Say for 1 for x and 99 for y? 
As far as I have understood that topic it seems to me that indeed I can deliberately pick any value and will get an output in a third dimension. Rather than a curve I will receive a surface representing every possible combination of x and y. As long as the function is not limited like the equation for a circle, $x^2+y^2=r^2$. But I am not sure if I concluded this correctly. 
I guess it's a pretty easy or maybe even silly question but I haven't fully figured that out yet.
 A: This question is no "silly" at all! I would consider it rather "to-the-point" of multivariable calculus. 
In general, as you mentioned, the set $$G(f)=\{(x,y,z)\in\mathbb{R}^3|z=f(x,y)\}$$
is indeed a subset of $\mathbb{R}^3$ and, in general, a surface. So, you can pick arbitrarily coordintates $x,y$ in $f$'s domain. Or, to take it to the multidimensional level, you can pick elements of $\mathbb{R}^2$ of the form $(x,y)$ that do belong in $f$'s domain.
Now, as for the circle, well, $x^2+y^2=r^2$ is not a function with free variables $x,y$ - you noticed they are not free. However, if you consider the function $g(x,y)=x^2+y^2$ this is a function of $x,y$ defined on $\mathbb{R}^2$.
Now, if the two coordinates have some kind of dependence from one-another, the thing gets more compicated. Imagine the situation where $$y=3x+2$$
In that case, it is clear that:
$$f(x,y)=f(x,3x+2)=h(x)$$
for some other, one-variable, function $h$. In our case, if $f(x)=x^2+y$, then $h(x)=x^2+3x+2$. You can imagine this dependence between $y,x$ as a choice of a "path" on the surface that $f$ defines. 

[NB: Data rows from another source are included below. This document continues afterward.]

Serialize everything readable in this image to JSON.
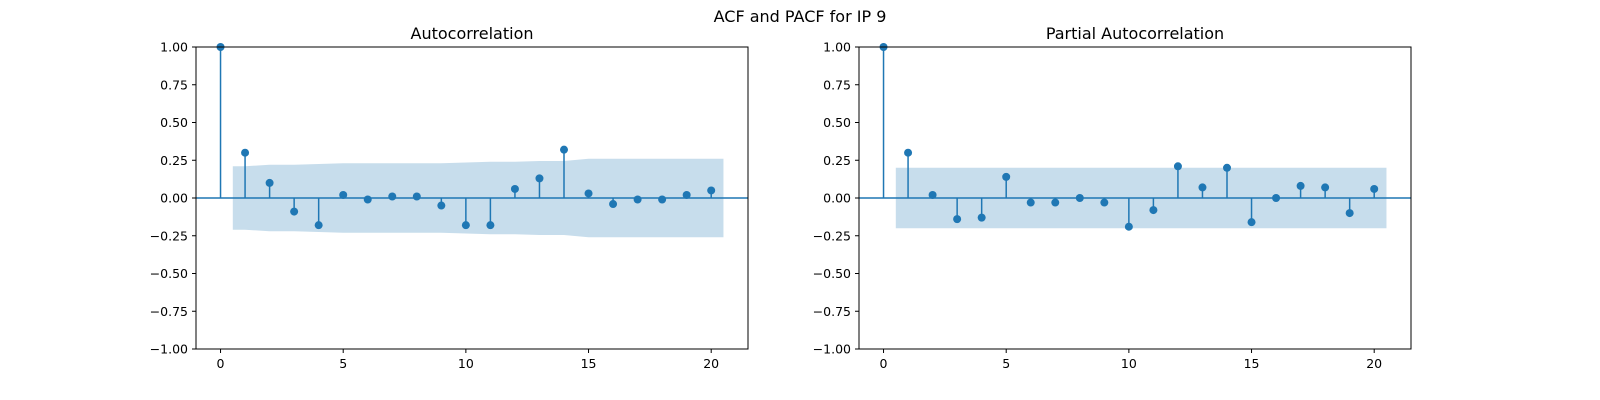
{
  "figure": {
    "suptitle": "ACF and PACF for IP 9"
  },
  "colors": {
    "stem": "#1f77b4",
    "confidence_band": "#1f77b4"
  },
  "chart_data": [
    {
      "type": "stem",
      "title": "Autocorrelation",
      "xlim": [
        -1,
        21.5
      ],
      "ylim": [
        -1.0,
        1.0
      ],
      "xticks": [
        0,
        5,
        10,
        15,
        20
      ],
      "yticks": [
        -1.0,
        -0.75,
        -0.5,
        -0.25,
        0.0,
        0.25,
        0.5,
        0.75,
        1.0
      ],
      "xtick_labels": [
        "0",
        "5",
        "10",
        "15",
        "20"
      ],
      "ytick_labels": [
        "−1.00",
        "−0.75",
        "−0.50",
        "−0.25",
        "0.00",
        "0.25",
        "0.50",
        "0.75",
        "1.00"
      ],
      "lags": [
        0,
        1,
        2,
        3,
        4,
        5,
        6,
        7,
        8,
        9,
        10,
        11,
        12,
        13,
        14,
        15,
        16,
        17,
        18,
        19,
        20
      ],
      "values": [
        1.0,
        0.3,
        0.1,
        -0.09,
        -0.18,
        0.02,
        -0.01,
        0.01,
        0.01,
        -0.05,
        -0.18,
        -0.18,
        0.06,
        0.13,
        0.32,
        0.03,
        -0.04,
        -0.01,
        -0.01,
        0.02,
        0.05
      ],
      "confidence_band": [
        [
          0.5,
          0.21
        ],
        [
          1.0,
          0.21
        ],
        [
          2,
          0.22
        ],
        [
          3,
          0.22
        ],
        [
          4,
          0.225
        ],
        [
          5,
          0.23
        ],
        [
          6,
          0.23
        ],
        [
          7,
          0.23
        ],
        [
          8,
          0.23
        ],
        [
          9,
          0.23
        ],
        [
          10,
          0.235
        ],
        [
          11,
          0.24
        ],
        [
          12,
          0.24
        ],
        [
          13,
          0.245
        ],
        [
          14,
          0.245
        ],
        [
          15,
          0.26
        ],
        [
          16,
          0.26
        ],
        [
          17,
          0.26
        ],
        [
          18,
          0.26
        ],
        [
          19,
          0.26
        ],
        [
          20,
          0.26
        ],
        [
          20.5,
          0.26
        ]
      ]
    },
    {
      "type": "stem",
      "title": "Partial Autocorrelation",
      "xlim": [
        -1,
        21.5
      ],
      "ylim": [
        -1.0,
        1.0
      ],
      "xticks": [
        0,
        5,
        10,
        15,
        20
      ],
      "yticks": [
        -1.0,
        -0.75,
        -0.5,
        -0.25,
        0.0,
        0.25,
        0.5,
        0.75,
        1.0
      ],
      "xtick_labels": [
        "0",
        "5",
        "10",
        "15",
        "20"
      ],
      "ytick_labels": [
        "−1.00",
        "−0.75",
        "−0.50",
        "−0.25",
        "0.00",
        "0.25",
        "0.50",
        "0.75",
        "1.00"
      ],
      "lags": [
        0,
        1,
        2,
        3,
        4,
        5,
        6,
        7,
        8,
        9,
        10,
        11,
        12,
        13,
        14,
        15,
        16,
        17,
        18,
        19,
        20
      ],
      "values": [
        1.0,
        0.3,
        0.02,
        -0.14,
        -0.13,
        0.14,
        -0.03,
        -0.03,
        0.0,
        -0.03,
        -0.19,
        -0.08,
        0.21,
        0.07,
        0.2,
        -0.16,
        0.0,
        0.08,
        0.07,
        -0.1,
        0.06
      ],
      "confidence_band": [
        [
          0.5,
          0.2
        ],
        [
          20.5,
          0.2
        ]
      ]
    }
  ]
}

Lastly, in many cases, I see many-dimensional situations - since, well, for $n\geq4$, $\mathbb{R}^n$ is a little "scary" place - as a degree of freedom. With two free variables I have the ability to move over a surface, whereas with one free variable, I have the ability to move over a curve etc.
A: In general $$f(x,y): D \subseteq \mathbb{R^2}\to\mathbb{R}$$is defined in a subset $D$ of $\mathbb{R^2}$ that is the real plane.
In your case $$f(x,y)=x^2+y$$
is defined for each value of (x,y) thus $D\equiv \mathbb{R^2}$.